O braço armado desse sistema é uma das polícias mais letais do planeta. Em 2022, 6.429 pessoas foram mortas por policiais no Brasil. Só no estado da Bahia, foram 1.464 mortes – o maior número do país. Rio de Janeiro (1.330) e São Paulo (419) completam o pódio da letalidade. Isso significa que, em média, 17 pessoas são mortas por dia por agentes do Estado, muitas delas em operações violentas em comunidades das periferias.
1. Desmilitarizar para humanizar
A militarização das polícias estaduais é um dos maiores entraves à construção de uma política pública de segurança eficaz. A Polícia Militar brasileira é uma das poucas forças policiais do mundo que ainda opera sob lógica militar, com rígida hierarquia, cultura de guerra e treinamentos voltados para o confronto.
Em comparação com outros países, a situação é alarmante. Segundo a ONU, as polícias brasileiras matam mais que todas as polícias dos Estados Unidos somadas, mesmo com uma população bem menor. Nos EUA, a taxa de letalidade policial gira em torno de 1,2 morte por 100 mil habitantes; no Brasil, ela chega a 3 vezes mais, com picos superiores a 7 por 100 mil em estados como a Bahia e o Rio de Janeiro.

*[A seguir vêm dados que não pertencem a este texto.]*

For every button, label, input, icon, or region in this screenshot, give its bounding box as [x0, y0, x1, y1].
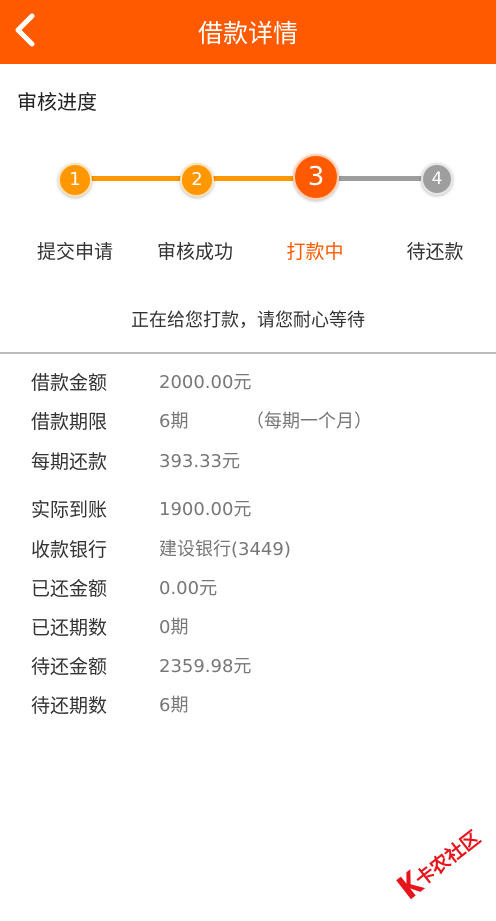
step-label-4: 待还款: [406, 241, 464, 263]
step-label-2: 审核成功: [156, 241, 233, 263]
detail-label: 已还金额: [31, 578, 108, 600]
detail-value: 0期: [159, 617, 189, 638]
detail-row-term: 借款期限 6期 （每期一个月）: [0, 407, 496, 437]
detail-label: 借款金额: [31, 372, 108, 394]
step-dot-2: 2: [180, 163, 214, 197]
detail-value: 建设银行(3449): [159, 539, 291, 560]
watermark-text: 卡农社区: [411, 826, 485, 891]
detail-value: 6期: [159, 411, 189, 432]
detail-label: 借款期限: [31, 411, 108, 433]
detail-label: 待还期数: [31, 695, 108, 717]
detail-row-received: 实际到账 1900.00元: [0, 495, 496, 525]
detail-value: 0.00元: [159, 578, 218, 599]
detail-row-loan-amount: 借款金额 2000.00元: [0, 368, 496, 398]
step-dot-3: 3: [293, 154, 339, 200]
detail-row-installment: 每期还款 393.33元: [0, 447, 496, 477]
step-label-3: 打款中: [286, 241, 344, 263]
detail-value: 6期: [159, 695, 189, 716]
step-label-1: 提交申请: [36, 241, 113, 263]
detail-label: 已还期数: [31, 617, 108, 639]
detail-value: 2000.00元: [159, 372, 252, 393]
divider: [0, 352, 496, 354]
status-message: 正在给您打款，请您耐心等待: [131, 310, 365, 331]
detail-label: 待还金额: [31, 656, 108, 678]
detail-row-bank: 收款银行 建设银行(3449): [0, 535, 496, 565]
progress-stepper: 1 2 3 4: [0, 150, 496, 210]
detail-value: 1900.00元: [159, 499, 252, 520]
step-dot-4: 4: [421, 163, 453, 195]
progress-section-title: 审核进度: [17, 90, 97, 114]
detail-note: （每期一个月）: [246, 411, 372, 432]
detail-label: 收款银行: [31, 539, 108, 561]
top-bar: 借款详情: [0, 0, 496, 64]
detail-row-remaining-periods: 待还期数 6期: [0, 691, 496, 721]
step-dot-1: 1: [58, 163, 92, 197]
detail-row-remaining-amount: 待还金额 2359.98元: [0, 652, 496, 682]
detail-row-repaid-periods: 已还期数 0期: [0, 613, 496, 643]
watermark-logo: 卡农社区: [380, 801, 496, 921]
detail-row-repaid-amount: 已还金额 0.00元: [0, 574, 496, 604]
detail-value: 2359.98元: [159, 656, 252, 677]
page-title: 借款详情: [197, 19, 298, 48]
detail-label: 实际到账: [31, 499, 108, 521]
detail-label: 每期还款: [31, 451, 108, 473]
detail-value: 393.33元: [159, 451, 240, 472]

Assim, a desmilitarização é o ponto de partida para reconfigurar a atuação policial com base nos princípios democráticos: proximidade com a comunidade, formação em direitos humanos, controle social e transparência. Uma polícia civil e cidadã é incompatível com o atual modelo militarizado.

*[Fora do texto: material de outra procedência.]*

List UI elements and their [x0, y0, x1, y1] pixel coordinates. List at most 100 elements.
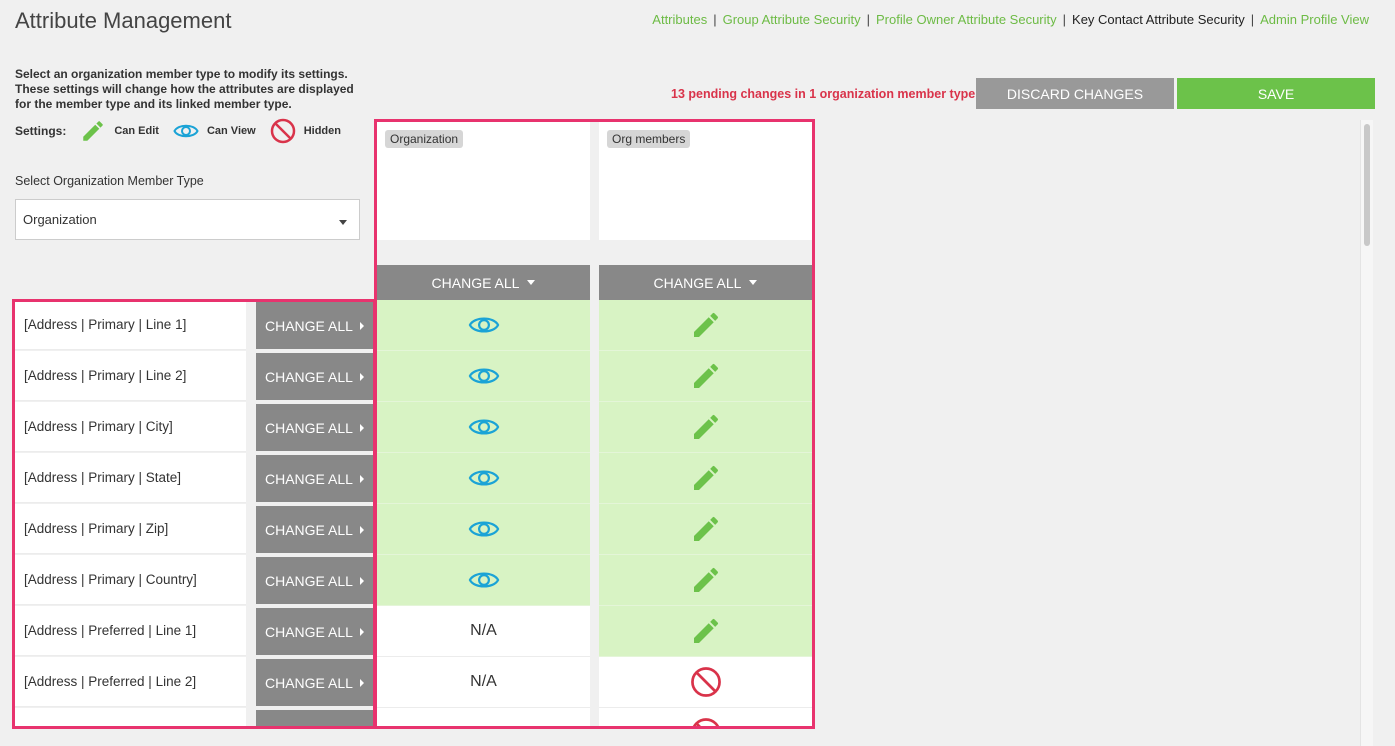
nav-link-attributes[interactable]: Attributes	[652, 12, 707, 27]
eye-icon	[468, 365, 500, 387]
pencil-icon	[690, 309, 722, 341]
column-change-all-button[interactable]: CHANGE ALL	[377, 265, 590, 300]
not-applicable-text: N/A	[470, 622, 497, 639]
eye-icon	[468, 569, 500, 591]
permission-cell[interactable]	[377, 402, 590, 453]
legend-hidden: Hidden	[270, 118, 341, 144]
legend-label: Can Edit	[114, 125, 159, 137]
caret-right-icon	[360, 679, 364, 687]
permission-cell[interactable]	[377, 504, 590, 555]
scrollbar-thumb[interactable]	[1364, 124, 1370, 246]
row-change-all-button[interactable]: CHANGE ALL	[256, 353, 374, 400]
row-change-all-button[interactable]: CHANGE ALL	[256, 659, 374, 706]
table-row: [Address | Primary | Line 1] CHANGE ALL	[15, 300, 815, 351]
row-change-all-button[interactable]: CHANGE ALL	[256, 557, 374, 604]
row-change-all-button[interactable]: CHANGE ALL	[256, 455, 374, 502]
attribute-label: [Address | Primary | Zip]	[15, 504, 246, 554]
permission-cell[interactable]	[599, 606, 812, 657]
table-row: [Address | Primary | Zip] CHANGE ALL	[15, 504, 815, 555]
pencil-icon	[690, 411, 722, 443]
row-change-all-label: CHANGE ALL	[265, 317, 353, 334]
nav-link-group-attribute-security[interactable]: Group Attribute Security	[723, 12, 861, 27]
row-change-all-button[interactable]: CHANGE ALL	[256, 302, 374, 349]
row-change-all-button[interactable]: CHANGE ALL	[256, 608, 374, 655]
table-row: [Address | Primary | Line 2] CHANGE ALL	[15, 351, 815, 402]
row-change-all-button[interactable]: CHANGE ALL	[256, 506, 374, 553]
nav-link-profile-owner-attribute-security[interactable]: Profile Owner Attribute Security	[876, 12, 1057, 27]
attribute-label: [Address | Primary | Line 1]	[15, 300, 246, 350]
attribute-label: [Address | Preferred | Line 1]	[15, 606, 246, 656]
permission-cell[interactable]	[377, 555, 590, 606]
legend-label: Hidden	[303, 125, 341, 137]
nav-separator: |	[866, 12, 870, 27]
column-chip: Organization	[385, 130, 464, 148]
row-change-all-label: CHANGE ALL	[265, 726, 353, 727]
permission-cell[interactable]	[599, 657, 812, 708]
permission-cell[interactable]	[599, 555, 812, 606]
chevron-down-icon	[339, 220, 347, 225]
nav-link-key-contact-attribute-security[interactable]: Key Contact Attribute Security	[1072, 12, 1245, 27]
caret-down-icon	[527, 280, 536, 285]
permission-cell[interactable]	[599, 504, 812, 555]
caret-right-icon	[360, 424, 364, 432]
attribute-label: [Address | Primary | Line 2]	[15, 351, 246, 401]
eye-icon	[173, 124, 199, 138]
permission-cell[interactable]	[377, 351, 590, 402]
permission-cell[interactable]	[599, 351, 812, 402]
column-change-all-button[interactable]: CHANGE ALL	[599, 265, 812, 300]
permission-cell[interactable]	[599, 453, 812, 504]
row-change-all-button[interactable]: CHANGE ALL	[256, 710, 374, 726]
member-type-select[interactable]: Organization	[15, 199, 360, 240]
permission-cell[interactable]	[377, 300, 590, 351]
attribute-label: [Address | Preferred | Line 2]	[15, 657, 246, 707]
eye-icon	[468, 314, 500, 336]
row-change-all-label: CHANGE ALL	[265, 623, 353, 640]
nav-separator: |	[1062, 12, 1067, 27]
attribute-label: [Address | Primary | State]	[15, 453, 246, 503]
permission-cell[interactable]	[599, 708, 812, 726]
permission-cell[interactable]	[599, 402, 812, 453]
eye-icon	[468, 416, 500, 438]
table-row: CHANGE ALL	[15, 708, 815, 726]
pencil-icon	[690, 513, 722, 545]
permission-cell[interactable]: N/A	[377, 606, 590, 657]
row-change-all-label: CHANGE ALL	[265, 419, 353, 436]
permission-cell[interactable]	[599, 300, 812, 351]
attribute-label: [Address | Primary | City]	[15, 402, 246, 452]
not-applicable-text: N/A	[470, 673, 497, 690]
attribute-label: [Address | Primary | Country]	[15, 555, 246, 605]
table-row: [Address | Preferred | Line 1] CHANGE ALL…	[15, 606, 815, 657]
row-change-all-button[interactable]: CHANGE ALL	[256, 404, 374, 451]
vertical-scrollbar[interactable]	[1360, 120, 1373, 746]
pencil-icon	[690, 462, 722, 494]
nav-link-admin-profile-view[interactable]: Admin Profile View	[1260, 12, 1369, 27]
member-type-select-label: Select Organization Member Type	[15, 174, 204, 188]
top-nav: Attributes | Group Attribute Security | …	[652, 12, 1369, 27]
table-row: [Address | Primary | Country] CHANGE ALL	[15, 555, 815, 606]
permission-cell[interactable]	[377, 453, 590, 504]
legend-can-edit: Can Edit	[80, 118, 159, 144]
nav-separator: |	[1250, 12, 1255, 27]
legend-label: Can View	[206, 125, 256, 137]
permission-cell[interactable]: N/A	[377, 657, 590, 708]
table-row: [Address | Primary | City] CHANGE ALL	[15, 402, 815, 453]
caret-right-icon	[360, 475, 364, 483]
column-change-all-label: CHANGE ALL	[431, 274, 520, 291]
caret-right-icon	[360, 373, 364, 381]
table-row: [Address | Preferred | Line 2] CHANGE ALL…	[15, 657, 815, 708]
table-row: [Address | Primary | State] CHANGE ALL	[15, 453, 815, 504]
caret-right-icon	[360, 628, 364, 636]
save-button[interactable]: SAVE	[1177, 78, 1375, 109]
pencil-icon	[83, 121, 104, 141]
eye-icon	[468, 467, 500, 489]
attribute-label	[15, 708, 246, 726]
caret-right-icon	[360, 577, 364, 585]
settings-label: Settings:	[15, 124, 67, 138]
eye-icon	[468, 518, 500, 540]
row-change-all-label: CHANGE ALL	[265, 674, 353, 691]
pencil-icon	[690, 360, 722, 392]
caret-down-icon	[749, 280, 758, 285]
row-change-all-label: CHANGE ALL	[265, 470, 353, 487]
permission-cell[interactable]	[377, 708, 590, 726]
discard-changes-button[interactable]: DISCARD CHANGES	[976, 78, 1174, 109]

2. Segurança se faz com foco na garantia de direitos e participação popular
A lógica da ocupação violenta e episódica não resolve o problema da violência – apenas o desloca ou o aprofunda. Dados do Instituto Igarapé mostram que a violência armada se concentra em pequenos territórios urbanos, conhecidos como “zonas quentes”. Em 2022, 50% dos homicídios do Brasil ocorreram em apenas 2% dos municípios.
Isso demonstra que é possível uma atuação territorializada, focada na prevenção e na construção de redes locais de proteção. Experiências como os Territórios de Paz em Pernambuco ou o Pacto pela Vida (em sua fase inicial) mostraram que políticas integradas de segurança, assistência social, educação e cultura conseguem reduzir significativamente os índices de violência.

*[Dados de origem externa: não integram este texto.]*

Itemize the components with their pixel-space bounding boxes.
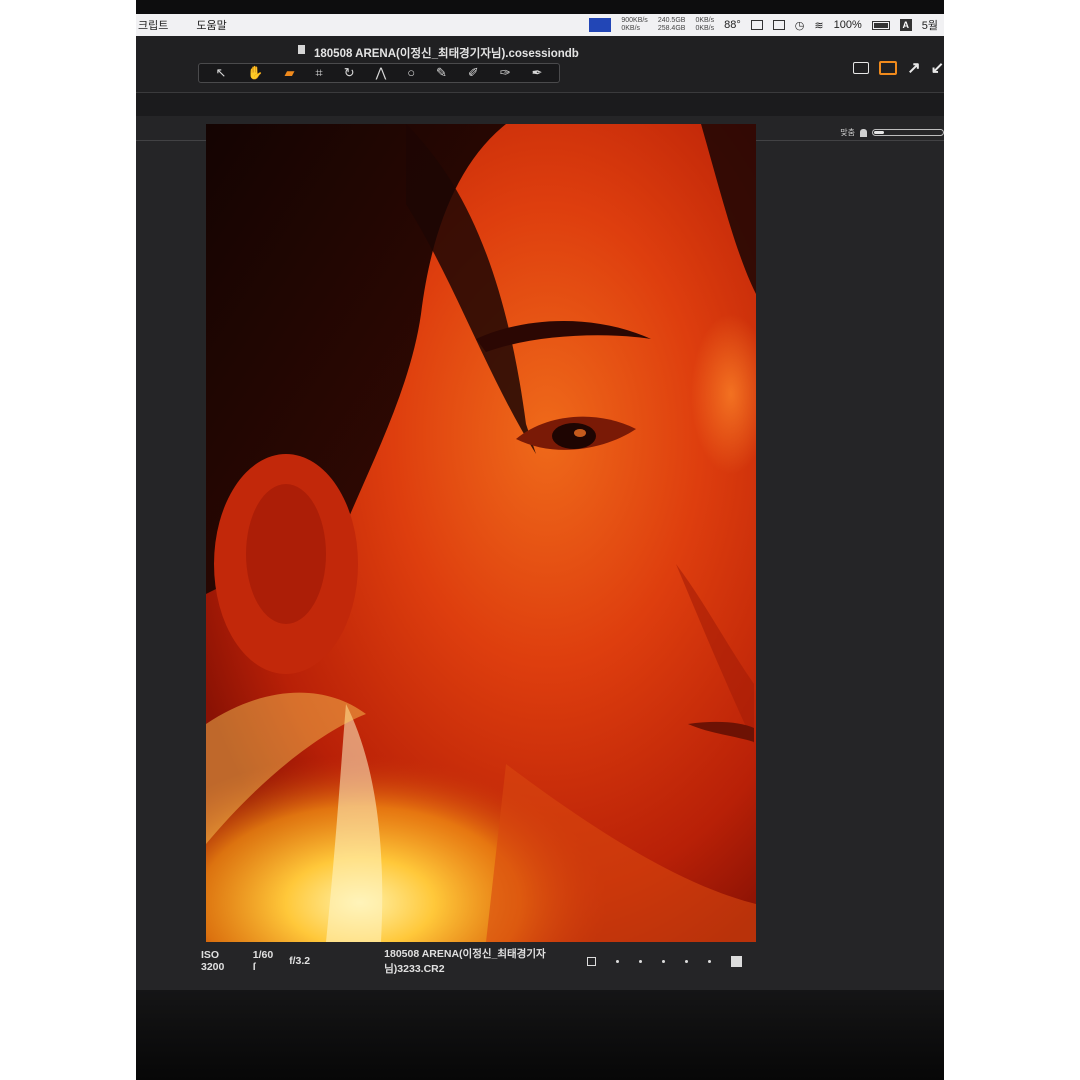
menu-bar: 크립트 도움말 900KB/s 0KB/s 240.5GB 258.4GB 0K… xyxy=(136,14,944,36)
right-toolbar: ↗ ↙ xyxy=(853,58,944,78)
portrait-photo-art xyxy=(206,124,756,942)
edit-all-variants-icon[interactable] xyxy=(879,61,898,75)
window-titlebar: 180508 ARENA(이정신_최태경기자님).cosessiondb ↖ ✋ ▰… xyxy=(136,36,944,92)
spot-removal-tool-icon[interactable]: ○ xyxy=(407,66,415,80)
cursor-tools: ↖ ✋ ▰ ⌗ ↻ ⋀ ○ ✎ ✐ ✑ ✒ xyxy=(198,63,560,83)
wifi-icon[interactable]: ≋ xyxy=(814,19,823,32)
import-arrow-icon[interactable]: ↙ xyxy=(931,58,944,78)
zoom-slider[interactable] xyxy=(872,129,944,136)
portrait-photo xyxy=(206,124,756,942)
annotation-tool-icon[interactable]: ✒ xyxy=(532,66,543,80)
export-arrow-icon[interactable]: ↗ xyxy=(907,58,920,78)
rating-dot-2[interactable] xyxy=(639,959,642,963)
disk-readout-top: 240.5GB xyxy=(657,17,686,24)
image-info-bar: ISO 3200 1/60 ſ f/3.2 180508 ARENA(이정신_최… xyxy=(201,944,756,978)
zoom-control: 맞춤 xyxy=(840,127,944,138)
gradient-tool-icon[interactable]: ✑ xyxy=(500,66,511,80)
temperature-readout[interactable]: 88° xyxy=(724,19,741,31)
time-machine-icon[interactable]: ◷ xyxy=(795,19,805,32)
network-up-readout: 900KB/s xyxy=(621,17,648,24)
menu-item-help[interactable]: 도움말 xyxy=(196,17,226,33)
rating-dot-5[interactable] xyxy=(708,959,711,963)
select-tool-icon[interactable]: ↖ xyxy=(215,66,226,80)
network-graph-icon[interactable] xyxy=(589,18,612,32)
battery-icon[interactable] xyxy=(871,20,890,30)
loupe-tool-icon[interactable]: ▰ xyxy=(284,66,294,80)
aperture-value: f/3.2 xyxy=(289,955,311,967)
proof-person-icon[interactable] xyxy=(860,128,867,137)
brush-tool-icon[interactable]: ✎ xyxy=(436,66,447,80)
edit-icon[interactable] xyxy=(853,62,870,74)
keystone-tool-icon[interactable]: ⋀ xyxy=(376,66,387,80)
menu-clock[interactable]: 5월 xyxy=(922,17,938,33)
star-rating xyxy=(587,955,756,967)
monitor-bezel-bottom xyxy=(136,990,944,1080)
display-icon[interactable] xyxy=(750,20,763,30)
io-readout-bottom: 0KB/s xyxy=(695,25,715,32)
monitor-bezel-top xyxy=(136,0,944,14)
shutter-value: 1/60 ſ xyxy=(252,949,274,973)
rating-dot-3[interactable] xyxy=(662,959,665,963)
airplay-icon[interactable] xyxy=(772,20,785,30)
iso-value: ISO 3200 xyxy=(201,949,225,973)
window-title: 180508 ARENA(이정신_최태경기자님).cosessiondb xyxy=(314,48,579,60)
menu-item-script[interactable]: 크립트 xyxy=(138,17,168,33)
rotate-tool-icon[interactable]: ↻ xyxy=(344,66,355,80)
fit-label[interactable]: 맞춤 xyxy=(840,127,855,138)
rating-dot-1[interactable] xyxy=(616,959,619,963)
document-icon xyxy=(298,45,305,54)
toolbar-divider xyxy=(136,92,944,93)
crop-tool-icon[interactable]: ⌗ xyxy=(315,66,322,80)
monitor-screen: 크립트 도움말 900KB/s 0KB/s 240.5GB 258.4GB 0K… xyxy=(136,0,944,1080)
input-source-icon[interactable]: A xyxy=(899,19,912,31)
rating-dot-4[interactable] xyxy=(685,959,688,963)
eraser-tool-icon[interactable]: ✐ xyxy=(468,66,479,80)
color-tag-icon[interactable] xyxy=(731,955,742,967)
network-down-readout: 0KB/s xyxy=(621,25,641,32)
io-readout-top: 0KB/s xyxy=(695,17,715,24)
pan-tool-icon[interactable]: ✋ xyxy=(247,66,263,80)
disk-readout-bottom: 258.4GB xyxy=(657,25,686,32)
file-name: 180508 ARENA(이정신_최태경기자님)3233.CR2 xyxy=(384,948,546,975)
reject-box-icon[interactable] xyxy=(587,956,596,966)
battery-percent[interactable]: 100% xyxy=(834,19,862,31)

Investir em equipamentos públicos, políticas culturais e presença qualificada do Estado no território é mais eficaz – e menos custoso – do que qualquer operação policial. Segurança pública se faz com creche, escola, arte e dignidade.
3. Justiça social como antídoto à violência
A política de encarceramento em massa é outro motor da violência estrutural no Brasil. Atualmente, temos a terceira maior população carcerária do mundo, com mais de 830 mil presos, atrás apenas dos Estados Unidos e da China. Cerca de 41% dos detentos ainda não foram julgados, vivendo em condições degradantes em prisões superlotadas.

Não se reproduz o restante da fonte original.